Ringing in the New
As a new presidential administration moves into Massachusetts Hall, the Harvard Alumni Association (HAA) is also taking on challenges under its new president, Jonathan L.S. Byrnes, D.B.A. ’80. “The theme of this coming year will be ‘Creating a New Era,’” he says. The University itself has new deans coming on board, is busy building the Allston campus, and is increasing coordination among its many “tubs,” he notes. In addition, he points to Harvard’s changing student demographics and says the HAA must analyze both its current and its future alumni base and develop better ways to engage an increasingly diverse group of people living throughout the world. “As with any organization, there are an infinite number of worthy things to do, but you can only do so many things and you have to find the sweet spots,” he explains. “We’re trying to enrich our offerings, so we can offer more things to attract more people to Harvard.”
It is the perfect task for Byrnes, who enjoys a career that “combines teaching, research, and direct involvement in business innovations.” The senior lecturer at MIT teaches courses such as “Case Studies in Logistics and Supply Chain Management” and has guided major companies through large-scale organizational changes and strategic repositioning. He also runs a consulting firm, Jonathan Byrnes & Company, in Lexington, Massachusetts, where he lives with his wife of more than 30 years, Marsha (their two sons are grown). “My specialty is……helping [businesses] understand what customers want and how to fulfill [those needs],” he explains. “And that ties into what we’re trying to accomplish this year at the HAA.”

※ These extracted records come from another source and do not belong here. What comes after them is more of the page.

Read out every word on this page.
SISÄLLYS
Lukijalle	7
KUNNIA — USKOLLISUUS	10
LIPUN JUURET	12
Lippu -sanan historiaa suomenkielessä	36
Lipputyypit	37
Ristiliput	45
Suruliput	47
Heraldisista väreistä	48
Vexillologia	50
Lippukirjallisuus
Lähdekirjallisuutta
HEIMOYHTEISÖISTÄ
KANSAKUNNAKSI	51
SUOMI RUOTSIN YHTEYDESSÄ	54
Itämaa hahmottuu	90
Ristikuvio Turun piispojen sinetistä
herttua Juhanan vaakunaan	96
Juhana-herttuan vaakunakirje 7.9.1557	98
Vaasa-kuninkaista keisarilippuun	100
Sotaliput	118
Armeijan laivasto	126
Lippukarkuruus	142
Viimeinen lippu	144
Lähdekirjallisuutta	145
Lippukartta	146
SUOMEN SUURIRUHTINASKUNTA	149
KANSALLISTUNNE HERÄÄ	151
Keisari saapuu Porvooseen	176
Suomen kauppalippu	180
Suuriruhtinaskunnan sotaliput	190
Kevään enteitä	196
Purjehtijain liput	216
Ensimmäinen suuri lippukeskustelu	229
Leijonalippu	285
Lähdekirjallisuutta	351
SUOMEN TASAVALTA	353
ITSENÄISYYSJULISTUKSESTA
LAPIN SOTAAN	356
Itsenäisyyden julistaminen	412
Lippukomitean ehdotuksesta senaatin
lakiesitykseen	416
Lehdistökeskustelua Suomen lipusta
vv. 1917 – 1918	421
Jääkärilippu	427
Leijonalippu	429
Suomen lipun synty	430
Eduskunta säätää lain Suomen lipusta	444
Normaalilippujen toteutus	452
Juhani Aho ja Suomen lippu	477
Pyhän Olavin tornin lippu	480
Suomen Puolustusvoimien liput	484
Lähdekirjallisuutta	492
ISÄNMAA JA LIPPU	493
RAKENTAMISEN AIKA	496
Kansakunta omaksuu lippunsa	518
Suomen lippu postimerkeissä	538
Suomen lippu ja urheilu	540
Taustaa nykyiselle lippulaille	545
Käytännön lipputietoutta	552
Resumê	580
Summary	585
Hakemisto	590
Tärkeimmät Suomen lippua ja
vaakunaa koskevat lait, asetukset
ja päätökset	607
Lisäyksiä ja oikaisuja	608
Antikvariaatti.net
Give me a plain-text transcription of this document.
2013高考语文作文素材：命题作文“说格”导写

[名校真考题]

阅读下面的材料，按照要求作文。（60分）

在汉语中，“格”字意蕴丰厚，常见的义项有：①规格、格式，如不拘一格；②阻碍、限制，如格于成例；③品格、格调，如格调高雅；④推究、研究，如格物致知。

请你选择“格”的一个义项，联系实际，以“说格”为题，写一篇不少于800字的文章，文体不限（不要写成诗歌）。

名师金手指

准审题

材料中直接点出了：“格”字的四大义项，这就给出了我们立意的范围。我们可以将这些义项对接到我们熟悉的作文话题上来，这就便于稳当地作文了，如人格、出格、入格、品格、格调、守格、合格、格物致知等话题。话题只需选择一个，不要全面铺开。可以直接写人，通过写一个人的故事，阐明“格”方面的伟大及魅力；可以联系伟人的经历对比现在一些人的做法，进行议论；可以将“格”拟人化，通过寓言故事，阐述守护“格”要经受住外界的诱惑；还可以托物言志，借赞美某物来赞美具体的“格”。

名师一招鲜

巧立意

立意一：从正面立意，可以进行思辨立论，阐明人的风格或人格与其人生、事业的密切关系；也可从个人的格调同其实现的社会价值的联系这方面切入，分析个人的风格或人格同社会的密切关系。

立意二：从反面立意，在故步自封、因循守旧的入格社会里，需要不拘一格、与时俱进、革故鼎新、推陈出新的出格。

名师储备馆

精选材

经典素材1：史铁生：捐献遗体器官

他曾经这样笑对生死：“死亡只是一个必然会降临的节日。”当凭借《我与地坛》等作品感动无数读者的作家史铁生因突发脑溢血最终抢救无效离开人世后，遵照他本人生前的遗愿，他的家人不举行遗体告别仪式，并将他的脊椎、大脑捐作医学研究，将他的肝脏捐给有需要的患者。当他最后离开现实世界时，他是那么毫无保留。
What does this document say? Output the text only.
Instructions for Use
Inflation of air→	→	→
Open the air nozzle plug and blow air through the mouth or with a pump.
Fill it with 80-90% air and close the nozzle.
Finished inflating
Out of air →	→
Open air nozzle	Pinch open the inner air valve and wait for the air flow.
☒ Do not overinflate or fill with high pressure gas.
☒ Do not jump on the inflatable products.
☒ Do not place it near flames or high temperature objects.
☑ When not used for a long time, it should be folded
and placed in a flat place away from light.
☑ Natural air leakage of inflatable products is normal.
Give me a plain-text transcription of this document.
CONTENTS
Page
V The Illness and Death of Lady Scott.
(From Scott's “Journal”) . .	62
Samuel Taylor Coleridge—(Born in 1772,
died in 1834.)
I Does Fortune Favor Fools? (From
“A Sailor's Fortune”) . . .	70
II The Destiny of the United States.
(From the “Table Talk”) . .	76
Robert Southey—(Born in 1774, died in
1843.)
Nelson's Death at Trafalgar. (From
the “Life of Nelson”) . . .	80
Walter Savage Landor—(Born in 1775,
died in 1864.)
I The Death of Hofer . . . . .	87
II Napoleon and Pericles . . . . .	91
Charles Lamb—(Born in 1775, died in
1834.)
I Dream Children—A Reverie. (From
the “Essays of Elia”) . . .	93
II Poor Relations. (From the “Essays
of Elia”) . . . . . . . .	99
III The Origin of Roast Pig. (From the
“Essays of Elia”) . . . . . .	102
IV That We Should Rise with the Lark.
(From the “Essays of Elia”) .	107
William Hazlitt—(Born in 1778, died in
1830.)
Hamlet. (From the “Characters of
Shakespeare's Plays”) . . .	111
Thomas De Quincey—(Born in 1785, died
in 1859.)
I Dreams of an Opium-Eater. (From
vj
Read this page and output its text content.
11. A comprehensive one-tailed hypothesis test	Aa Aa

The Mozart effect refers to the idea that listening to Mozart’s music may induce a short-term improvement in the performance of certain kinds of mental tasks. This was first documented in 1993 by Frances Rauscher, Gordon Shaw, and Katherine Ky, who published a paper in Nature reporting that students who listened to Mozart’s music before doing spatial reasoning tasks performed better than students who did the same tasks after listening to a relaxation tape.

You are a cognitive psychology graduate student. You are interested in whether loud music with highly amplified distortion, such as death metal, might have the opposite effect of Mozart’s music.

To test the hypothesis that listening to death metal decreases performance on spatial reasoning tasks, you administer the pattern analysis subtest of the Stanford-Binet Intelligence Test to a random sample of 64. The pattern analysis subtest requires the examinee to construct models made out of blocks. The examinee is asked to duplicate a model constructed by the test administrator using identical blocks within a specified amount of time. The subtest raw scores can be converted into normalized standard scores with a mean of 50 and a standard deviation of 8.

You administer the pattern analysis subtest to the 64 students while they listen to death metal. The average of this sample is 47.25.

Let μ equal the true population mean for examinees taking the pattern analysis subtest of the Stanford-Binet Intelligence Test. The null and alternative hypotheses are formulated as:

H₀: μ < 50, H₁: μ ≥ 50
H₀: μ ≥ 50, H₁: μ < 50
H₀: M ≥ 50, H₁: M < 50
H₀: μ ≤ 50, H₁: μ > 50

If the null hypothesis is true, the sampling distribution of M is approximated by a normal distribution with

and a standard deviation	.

To better position itself for the future, the HAA has already ramped up traditional alumni access points, such as Harvard clubs, class and reunion activities, and its continuing education and travel programs. It will also continue to develop more sharply targeted alumni activities, in line with the rapidly growing number of shared interest groups (known as SIGS); the newest groups include Harvard Student Agencies Alumni, Women’s Leadership Project Alumni Network, Native American Alumni of Harvard University, Harvard South Asian Alumni Alliance, and Harvard Veterans Alumni Organization (see “Radcliffe and Other Shared Interest Groups,” January-February, page 82, or visit http://post.harvard.edu/harvard/clubs/html/SIGdir.html for details).
Two other initiatives are also underway, according to Byrnes. First, the HAA will develop more systematic information about what kinds of programming and activities appeal to which segments of the alumni population. This has entailed some organizational changes. One of the HAA’s three vice presidents will now be in charge of “engagement and marketing,” and two committees have been redefined to report to that person: the Graduate Schools Committee, which Byrnes has chaired, will become the University-wide Alumni Outreach Committee, and the Communications Committee will become the Engagement and Marketing Committee.
Also on tap are efforts to bring Harvard’s history and “shared alumni experience more directly to the student body on campus,” he explains. “As Harvard draws increasingly from new demographic segments to enrich and diversify the student body, it is increasingly necessary to communicate to students earlier the lifelong benefits of being an engaged, active alumna or alumnus.”
He began this process with his younger son, Steven ’07, whom he addressed, with his classmates, as imminent alumni during a speech on Class Day in June. “For the rest of your life you will not just be from Harvard, you will be a part of Harvard,” he told members of the senior class. “And there is something very deeply meaningful about being part of something larger than yourself that will endure beyond your years.”
He spoke from personal experience. In addition to his work for the HAA, he has served more than 15 years as a Harvard Business School (HBS) class secretary, for five years on the HBS Alumni Association’s board of directors, as vice president of the Harvard Club of Boston, and as a member of Harvard’s Advisory Committee on Shareholder Responsibility. Harvard, he says, helped him develop a deep knowledge base and offered up a circle of “friends for life…….What could be better?”